Entró en mi casa. Cuando le vi cruzar el umbral que separaba el descansillo de la escalera, entrar en el apartamento, y luego cerrar la puerta tras de sí, me di cuenta de que mi vida cotidiana se había terminado. Aquel no era un día como cualquier otro. Era el final, el último día de mi vida, o por lo menos el último día de mi vida tal como había sido hasta entonces.
—Entra —dijo.
Empujó la puerta y la cerró con llave.
Su presencia en mi piso me hacía sentir como si me desangrara, como si el espacio se estuviera quedando sin oxígeno. Por un segundo, mientras lo veía caminar por el pasillo, sentí que me iba a caer, que la gravedad ya no podía sujetarme. El espacio se escapaba a mi control porque alguien más lo había alterado. Entrar en mi propio apartamento era entrar en otra esfera, en un mundo desconocido, regido por otras reglas, un mundo en el que me sentía totalmente extraña. Me sentía separada del mundo al que hasta entonces había pertenecido. Él era un desconocido y su presencia alteraba mi vida hasta tal punto que yo también me convertía en una desconocida, para mí misma y para los demás. En este nuevo mundo, era consciente de que en cualquier momento me podían arrebatar la vida, que había perdido el control.

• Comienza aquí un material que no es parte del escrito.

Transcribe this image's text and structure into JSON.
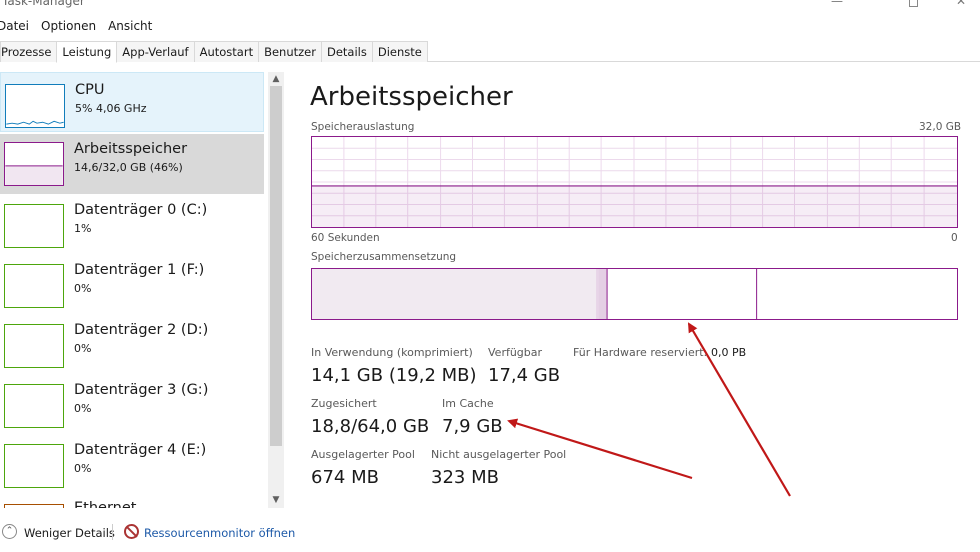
{
  "window": {
    "title": "Task-Manager",
    "minimize": "—",
    "close": "✕"
  },
  "menu": [
    "Datei",
    "Optionen",
    "Ansicht"
  ],
  "tabs": [
    "Prozesse",
    "Leistung",
    "App-Verlauf",
    "Autostart",
    "Benutzer",
    "Details",
    "Dienste"
  ],
  "sidebar": {
    "items": [
      {
        "name": "CPU",
        "sub": "5% 4,06 GHz"
      },
      {
        "name": "Arbeitsspeicher",
        "sub": "14,6/32,0 GB (46%)"
      },
      {
        "name": "Datenträger 0 (C:)",
        "sub": "1%"
      },
      {
        "name": "Datenträger 1 (F:)",
        "sub": "0%"
      },
      {
        "name": "Datenträger 2 (D:)",
        "sub": "0%"
      },
      {
        "name": "Datenträger 3 (G:)",
        "sub": "0%"
      },
      {
        "name": "Datenträger 4 (E:)",
        "sub": "0%"
      },
      {
        "name": "Ethernet",
        "sub": ""
      }
    ]
  },
  "main": {
    "title": "Arbeitsspeicher",
    "usage_label": "Speicherauslastung",
    "usage_max": "32,0 GB",
    "time_left": "60 Sekunden",
    "time_right": "0",
    "composition_label": "Speicherzusammensetzung",
    "stats": {
      "in_use_label": "In Verwendung (komprimiert)",
      "in_use_value": "14,1 GB (19,2 MB)",
      "available_label": "Verfügbar",
      "available_value": "17,4 GB",
      "hw_reserved_label": "Für Hardware reserviert:",
      "hw_reserved_value": "0,0 PB",
      "committed_label": "Zugesichert",
      "committed_value": "18,8/64,0 GB",
      "cached_label": "Im Cache",
      "cached_value": "7,9 GB",
      "paged_label": "Ausgelagerter Pool",
      "paged_value": "674 MB",
      "nonpaged_label": "Nicht ausgelagerter Pool",
      "nonpaged_value": "323 MB"
    }
  },
  "footer": {
    "less": "Weniger Details",
    "resource_monitor": "Ressourcenmonitor öffnen"
  },
  "colors": {
    "memory": "#8b1a8b",
    "cpu": "#117dbb",
    "disk": "#4da60c",
    "arrow": "#c01818",
    "link": "#1e5aa8"
  }
}
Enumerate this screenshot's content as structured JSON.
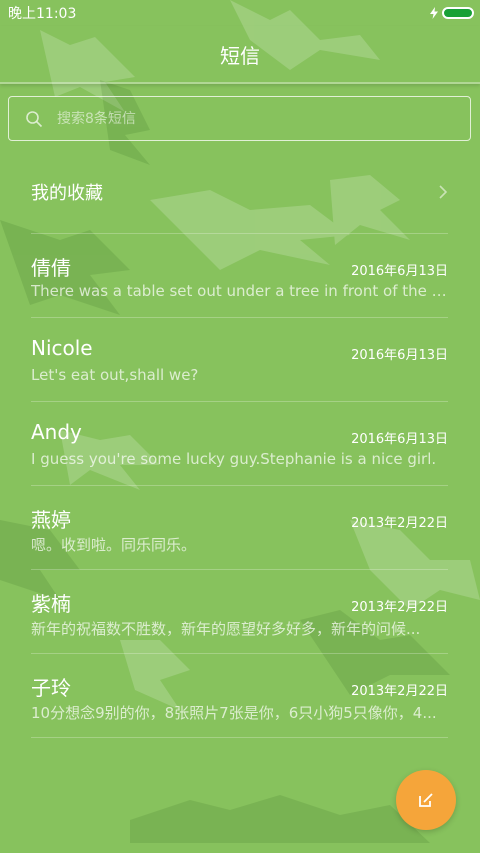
{
  "status_bar": {
    "time": "晚上11:03"
  },
  "header": {
    "title": "短信"
  },
  "search": {
    "placeholder": "搜索8条短信"
  },
  "favorites": {
    "label": "我的收藏"
  },
  "conversations": [
    {
      "name": "倩倩",
      "date": "2016年6月13日",
      "preview": "There was a table set out under a tree in front of the ho..."
    },
    {
      "name": "Nicole",
      "date": "2016年6月13日",
      "preview": "Let's eat out,shall we?"
    },
    {
      "name": "Andy",
      "date": "2016年6月13日",
      "preview": "I guess you're some lucky guy.Stephanie is a nice girl."
    },
    {
      "name": "燕婷",
      "date": "2013年2月22日",
      "preview": "嗯。收到啦。同乐同乐。"
    },
    {
      "name": "紫楠",
      "date": "2013年2月22日",
      "preview": "新年的祝福数不胜数，新年的愿望好多好多，新年的问候..."
    },
    {
      "name": "子玲",
      "date": "2013年2月22日",
      "preview": "10分想念9别的你，8张照片7张是你，6只小狗5只像你，4..."
    }
  ],
  "colors": {
    "background": "#87c25d",
    "fab": "#f5a53a",
    "battery": "#18a036"
  }
}
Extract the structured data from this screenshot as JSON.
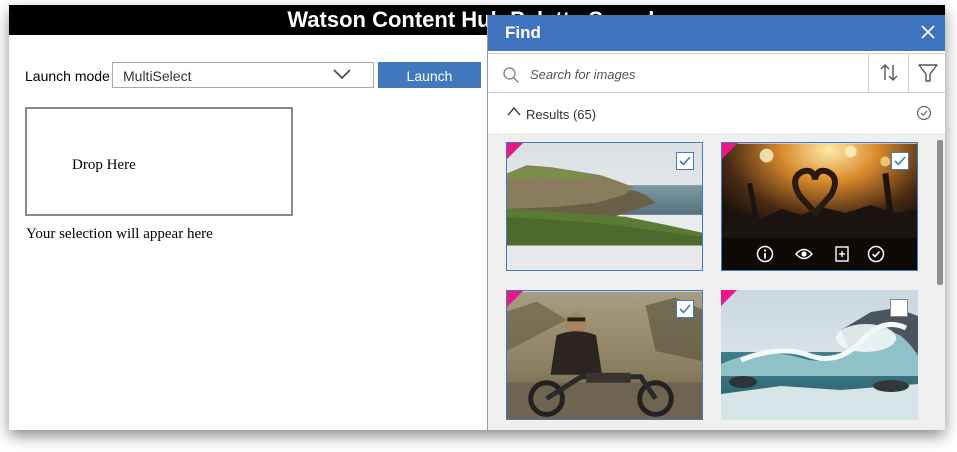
{
  "app": {
    "title": "Watson Content Hub Palette Sample"
  },
  "controls": {
    "launch_mode_label": "Launch mode :",
    "launch_mode_value": "MultiSelect",
    "launch_button": "Launch Palette",
    "drop_here": "Drop Here",
    "selection_text": "Your selection will appear here"
  },
  "palette": {
    "title": "Find",
    "search_placeholder": "Search for images",
    "results_label": "Results (65)",
    "tiles": [
      {
        "subject": "sea cliffs landscape",
        "selected": true
      },
      {
        "subject": "concert crowd hands heart",
        "selected": true,
        "actions": [
          "info-icon",
          "eye-icon",
          "add-to-collection-icon",
          "check-circle-icon"
        ]
      },
      {
        "subject": "man on motorcycle",
        "selected": true
      },
      {
        "subject": "ocean wave crashing on rocks",
        "selected": false
      }
    ]
  },
  "colors": {
    "accent": "#4178be",
    "header": "#3f73bf",
    "corner": "#e8178a",
    "topbar": "#000000"
  }
}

Dejé la bolsa sobre una mesa del salón y busqué el monedero. Lo encontré y miré dentro.
—Tengo treinta y un dólares.
Le di treinta.
—¿Puedo quedarme uno? Es todo el dinero que tengo.
La petición, aunque quizás yo no fuera consciente en ese momento, además de indicar que no tenía nada más en casa, era un intento de mantener un mínimo control sobre mi dinero y, por ende, sobre la situación. Pedirle si podía quedarme un dólar fue el primer signo de negociación.
—Vale. Siéntate.
Me senté en el sillón rojo, que era mi sitio de descanso habitual cuando estaba en casa. Sentarme allí era un esfuerzo desesperado por simular que todo era normal. Él se sentó en diagonal a mí, en una cama que también se usaba como sofá. Agarraba la pistola con la mano que tenía apoyada en la pierna; ya no me apuntaba.
—¿Puedo coger un cigarro? —me preguntó.
—Sí, claro.
¿Por qué me pedía permiso para hacerlo si había entrado en mi casa sin preguntar? Era educado, como alguien que estuviera de visita por primera vez. Pero su corrección me confundía.
Tenía una pistola, pero me pedía permiso. ¿Estaba jugando? Y en ese caso, ¿a qué jugaba? Yo no entendía las reglas y esa desorientación me ponía nerviosa.
—¿Estás segura de que no tienes más dinero? —preguntó otra vez.
—Sí. Soy estudiante. Estudio arte en el centro y estamos a final de mes.
—¿Vives sola?
—No, vivo con mi novio.
—¿Cuándo vuelve?
—No lo sé. Nunca sé cuándo vuelve. Cada día llega a una hora distinta.
¿Por qué me preguntaba por mi novio? ¿Quería saber cuánto tiempo tenía para estar a solas conmigo? ¿Iba a esperar a que mi novio volviera a casa? Mi novio había regresado a España. No volvería hasta dentro de tres meses. Y mi nueva compañera de piso no regresaría hasta la noche, o incluso al día siguiente.
Tenía la boca seca. Necesitaba recobrar el aliento y, al mismo tiempo, probar mi libertad de movimiento, evaluar mi situación.
—¿Puedo beber agua? —pregunté.
—Sí.
Me levanté y fui a la cocina.
—¿Quieres tomar algo?
No daba crédito a las palabras que salían de mi boca. Me dirigía a él como si se tratara de un amigo que hubiera venido a verme. Eso es lo que quería hacerle creer, que era su amiga, porque él no mataría a un amigo. No mataría a una persona tan amable. No mataría a una mujer que le pregunta si quiere tomar algo. Entré en la cocina con la esperanza de que la ventana estuviera abierta. A veces, los chicos del edificio de enfrente fumaban en la escalera de incendios. Pero no había nadie. Era invierno.